Publisher’s Perspective

By Tim Douglass, Publisher of the Pope County Tribune

The Buckthorn Brigade and the goats at Barsness Park may soon get a little help from science in the battle against buckthorn.

A group of volunteers called the Buckthorn Brigade started tackling the challenge of removing and mitigating the growth of buckthorn in the park.  They pulled the stuff by hand, cut out the larger plants and used larger equipment to mulch large swaths of the invasive plant.  The group, with help from the city of Glenwood, also brought in goats because of their love for mun ching on buckthorn.   All those efforts are working, but buckthorn springs back to life like a zombie, a pernicious invasive, with multiple strategies to outcompete native plants and take over a landscape.

But this week, we read a report from the StarTribune that stated that  University of Minnesota scientists are studying whether they can turn the plant on itself, exploiting an orange fungus that buckthorn hosts. If they succeed, the result could be the first environmentally friendly natural biocontrol, other than hungry goats, for a famously tough-to-kill plant.

According to the StarTribune report, researchers tried for years to find an insect to do the job, with no success. Meanwhile, the invasion of buckthorn and its removal is estimated to have cost Minnesota millions, not including all the hard-to-quantify impacts from lost native biodiversity, according to Mike Schuster, an invasive plant specialist in the university’s Department of Forest Resources.

The new potential ally is crown rust, or Puccinia coronata, a fungus found on most buckthorn plants in the state.
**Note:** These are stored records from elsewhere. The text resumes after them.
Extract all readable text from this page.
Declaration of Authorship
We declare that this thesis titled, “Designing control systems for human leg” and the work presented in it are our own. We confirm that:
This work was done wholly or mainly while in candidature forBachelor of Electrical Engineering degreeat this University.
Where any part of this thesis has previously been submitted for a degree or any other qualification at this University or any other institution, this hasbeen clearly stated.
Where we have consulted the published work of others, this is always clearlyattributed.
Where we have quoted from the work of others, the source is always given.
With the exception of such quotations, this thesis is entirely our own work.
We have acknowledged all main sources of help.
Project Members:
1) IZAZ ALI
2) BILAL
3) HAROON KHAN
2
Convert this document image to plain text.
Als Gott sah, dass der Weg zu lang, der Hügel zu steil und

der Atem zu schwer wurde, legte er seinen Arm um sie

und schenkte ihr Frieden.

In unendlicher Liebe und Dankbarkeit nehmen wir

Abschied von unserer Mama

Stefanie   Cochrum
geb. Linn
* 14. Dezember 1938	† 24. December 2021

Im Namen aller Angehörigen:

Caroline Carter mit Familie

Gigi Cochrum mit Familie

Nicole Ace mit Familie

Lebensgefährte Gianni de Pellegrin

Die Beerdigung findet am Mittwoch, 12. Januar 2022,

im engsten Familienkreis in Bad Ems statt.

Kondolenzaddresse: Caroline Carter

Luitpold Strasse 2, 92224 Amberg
Crown rust is a notorious attacker of wheat, oats and barley that’s been studied for more than 100 years, but never for the potential to control its buckthorn host, said Pablo Olivera Firpo, the U of M plant pathologist leading the project.

Crown rust starts out looking like orange measles on buckthorn then grows into raised cluster cups, a mass of little spore-spreading tubes. Some of the masses resemble a fuzzy caterpillar crawling up a stem.

At this point, nobody knows how many of the 17 known crown rust species in the world exist in Minnesota, or which ones are most destructive to buckthorn. Olivera Firpo’s team plans to figure that out with a three-year $364,000 grant from the Minnesota Invasive Terrestrial Plants and Pests Center, supported by the lottery-funded Environment and Natural Resources Trust Fund.

If they find a suitable strain that doesn’t affect crops, researchers plan to attack the buckthorn using a mat of straw infected with the fungus. After buckthorn trees and shrubs have been hacked down, the mat would be spread over the area to stop the prolific seedlings from re-sprouting.

For now, researchers at the U of M  are collecting hundreds of samples of crown rust-infected buckthorn plants. Common buckthorn, the most prevalent in Minnesota, and glossy buckthorn are the two species brought to Minnesota in the 1800s as ornamental shrubs and privacy hedges. The state now restricts them as noxious weeds.

The answers can’t come fast enough.

Everything about buckthorn seems designed to make it thrive. The berries on female plants contain a laxative ensuring birds spread it widely, and the roots emit a chemical in the soil that inhibits other plants.

As the Buckthorn Brigade knows, buckthorn is a nightmare to remove.  James Shaffer, natural resources supervisor for the Minneapolis Parks and Recreation Board, said  he’d love a non-herbicide option: “I’ve been hoping to see something like this pop up.”

We’ll keep our fingers crossed and meanwhile local efforts to remove buckthorn from Barsness Park will continue.